Entre ActOral et les cafés littéraires, la semaine passée fut riche en lectures de tous poils.
Poils ras (rasoir passé), poils loooooongs (une heure de romancière ar-ti-cu-lant bien, c'est rude), poil soyeux (Patrice Luchet), poils électriques (Suel), poils neufs (Sorman, très bien).
Commençons par la part de surprise. Une lecture au poil.
Elle avait lieu dans une caravelle, pleine, l'auteur, Arno Bertina, en stewart de luxe, arpentant l'allée centrale. Il s' attaque au texte, en précisant qu'il est habituellement lu à deux voix. On se dit alors que le monsieur à tort. Tort de tordre un dispositif, tort de lire seul un texte pour deux. Un dispositif, ça s'écrit.
Puis on écoute. Un simple aller-retour de quelques pas distingue les deux voix, une lecture posée/ une lecture hélée. Et là, plus de doute. C'est bon ainsi, seul.
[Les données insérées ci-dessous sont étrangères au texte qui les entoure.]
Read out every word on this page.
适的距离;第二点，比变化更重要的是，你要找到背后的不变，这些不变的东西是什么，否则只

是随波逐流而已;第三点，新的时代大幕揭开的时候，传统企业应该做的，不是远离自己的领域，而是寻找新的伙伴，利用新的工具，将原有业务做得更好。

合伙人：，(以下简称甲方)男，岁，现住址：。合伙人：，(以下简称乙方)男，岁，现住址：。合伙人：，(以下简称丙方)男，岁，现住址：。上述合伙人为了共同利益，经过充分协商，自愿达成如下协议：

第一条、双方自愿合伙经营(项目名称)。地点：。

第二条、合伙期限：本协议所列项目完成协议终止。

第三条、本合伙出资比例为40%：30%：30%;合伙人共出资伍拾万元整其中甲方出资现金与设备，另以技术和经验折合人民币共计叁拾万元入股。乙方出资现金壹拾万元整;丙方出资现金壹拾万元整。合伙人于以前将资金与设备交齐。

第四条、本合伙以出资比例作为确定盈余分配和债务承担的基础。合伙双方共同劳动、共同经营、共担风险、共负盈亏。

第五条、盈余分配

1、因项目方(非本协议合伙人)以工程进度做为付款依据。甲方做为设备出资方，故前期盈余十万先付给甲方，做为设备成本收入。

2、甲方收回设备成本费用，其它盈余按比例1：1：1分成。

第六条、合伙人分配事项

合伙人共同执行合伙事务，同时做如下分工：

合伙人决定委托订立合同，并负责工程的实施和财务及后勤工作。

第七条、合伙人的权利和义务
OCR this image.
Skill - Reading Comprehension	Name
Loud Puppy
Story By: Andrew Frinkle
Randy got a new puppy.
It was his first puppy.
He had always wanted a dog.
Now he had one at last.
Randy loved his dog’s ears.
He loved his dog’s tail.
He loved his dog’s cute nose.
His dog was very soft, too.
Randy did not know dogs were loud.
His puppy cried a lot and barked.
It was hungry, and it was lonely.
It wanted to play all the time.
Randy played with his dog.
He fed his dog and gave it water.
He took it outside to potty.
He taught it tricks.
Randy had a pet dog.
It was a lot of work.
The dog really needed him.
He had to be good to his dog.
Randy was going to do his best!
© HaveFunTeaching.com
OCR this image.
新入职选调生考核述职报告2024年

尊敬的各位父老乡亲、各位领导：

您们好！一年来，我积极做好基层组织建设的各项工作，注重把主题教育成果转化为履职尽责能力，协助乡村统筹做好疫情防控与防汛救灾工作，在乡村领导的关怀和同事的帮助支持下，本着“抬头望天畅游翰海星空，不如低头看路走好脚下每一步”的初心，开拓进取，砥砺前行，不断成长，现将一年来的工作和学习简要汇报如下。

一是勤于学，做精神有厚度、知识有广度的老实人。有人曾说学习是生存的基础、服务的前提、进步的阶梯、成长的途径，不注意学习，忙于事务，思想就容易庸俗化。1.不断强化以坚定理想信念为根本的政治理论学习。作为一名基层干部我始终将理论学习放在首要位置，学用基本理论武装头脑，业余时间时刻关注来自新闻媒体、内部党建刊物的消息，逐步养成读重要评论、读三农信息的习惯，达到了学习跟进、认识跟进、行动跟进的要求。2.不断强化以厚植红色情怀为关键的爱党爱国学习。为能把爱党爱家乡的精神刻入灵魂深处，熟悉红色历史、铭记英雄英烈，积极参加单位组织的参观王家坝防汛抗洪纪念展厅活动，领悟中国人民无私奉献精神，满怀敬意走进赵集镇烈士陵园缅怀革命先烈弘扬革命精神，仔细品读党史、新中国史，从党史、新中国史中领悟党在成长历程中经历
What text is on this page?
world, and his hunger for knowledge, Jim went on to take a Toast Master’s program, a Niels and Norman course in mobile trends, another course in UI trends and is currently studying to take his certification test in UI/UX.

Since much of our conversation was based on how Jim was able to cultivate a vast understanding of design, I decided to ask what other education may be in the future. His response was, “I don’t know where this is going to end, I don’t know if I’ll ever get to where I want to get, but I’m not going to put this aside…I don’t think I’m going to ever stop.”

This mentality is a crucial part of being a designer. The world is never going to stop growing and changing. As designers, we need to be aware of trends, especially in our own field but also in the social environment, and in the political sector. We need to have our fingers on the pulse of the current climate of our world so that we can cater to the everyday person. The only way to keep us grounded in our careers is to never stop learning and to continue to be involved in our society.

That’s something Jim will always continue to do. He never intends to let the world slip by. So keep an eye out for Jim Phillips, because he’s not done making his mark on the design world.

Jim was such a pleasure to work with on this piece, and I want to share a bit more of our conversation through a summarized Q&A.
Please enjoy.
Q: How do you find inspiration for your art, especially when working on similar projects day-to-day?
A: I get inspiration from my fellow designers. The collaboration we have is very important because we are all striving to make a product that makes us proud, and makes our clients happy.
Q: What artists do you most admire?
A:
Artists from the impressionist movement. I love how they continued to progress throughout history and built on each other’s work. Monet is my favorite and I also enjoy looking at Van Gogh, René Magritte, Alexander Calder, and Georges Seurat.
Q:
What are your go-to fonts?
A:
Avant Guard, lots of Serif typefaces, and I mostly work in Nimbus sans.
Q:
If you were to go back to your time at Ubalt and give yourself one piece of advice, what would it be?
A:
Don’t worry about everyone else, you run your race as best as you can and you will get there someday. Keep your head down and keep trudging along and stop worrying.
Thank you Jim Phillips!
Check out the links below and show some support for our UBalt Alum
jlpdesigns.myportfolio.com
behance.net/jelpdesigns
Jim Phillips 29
La lecture est belle, simple et surtout pensée et écrite. On se rejoint. Le texte est nickel. Ecrit à partir de photographies de Ludovic Michaux, là aussi habituellement projetées, le texte se suffit à lui-même : la projection serait, on le devine, redondante.
Le constat est clair, Pat est d'accord, "on" a plus de liens avec cette littérature là, venue du roman (pas de n'importe où non plus, chez Verticales, entre autres) qu'avec certains collègues du front, même talentueux.
Je me suis pris le livre, l'imprimé. Mais j'hésite à l'ouvrir, peur que l'écrit reste et envole les paroles.
J'en prendrai d'autres.
La lecture double, de Lucien Suel et Patrice Luchet fut un régal.
Patrice est incroyable. Il y a chez lui une furieuse folie dans la prise de risque. Extrêmement construite, sa perf débute par des excuses : il dit ne pas être lui-même, mais son frère, venu le remplacer au pied levé pour lire ses textes. Il tiendra la distance juqu'au bout, commentant ses textes, les critiquant, il enchaine sur de nombreuses fausses lectures (ses carnets sont vides), tentant de lancer un chœur dans le public. Un vrai numéro de funambulisme littéraire créant cette même empathie/sympathie avec le public que l'acrobate couillonnant sur son fil.
La littérature comme une mise en danger, comme une sculpture sociale. Très fort.
Inviter Lucien était mon petit plaisir. Ne l'ayant pas vu lire depuis 10 ans, c'était l'occasion de revoir tout ce que j'aime. Un texte très amusant et bigrement bien construit sur les tournures interro-négatives, des aphorismes débiles, un extrait de "nous ne sommes pas mort" et son célèbre "Pattismit" que je n'avais jamais pu entendre.
Profitons de l'occase pour recommander, une fois encore, La mort d'un jardinier, texte aussi fulgurant qu'une crise cardiaque, en plus joyeux.
Riche semaine.
Une lecture du "pattismit" à Beauvais.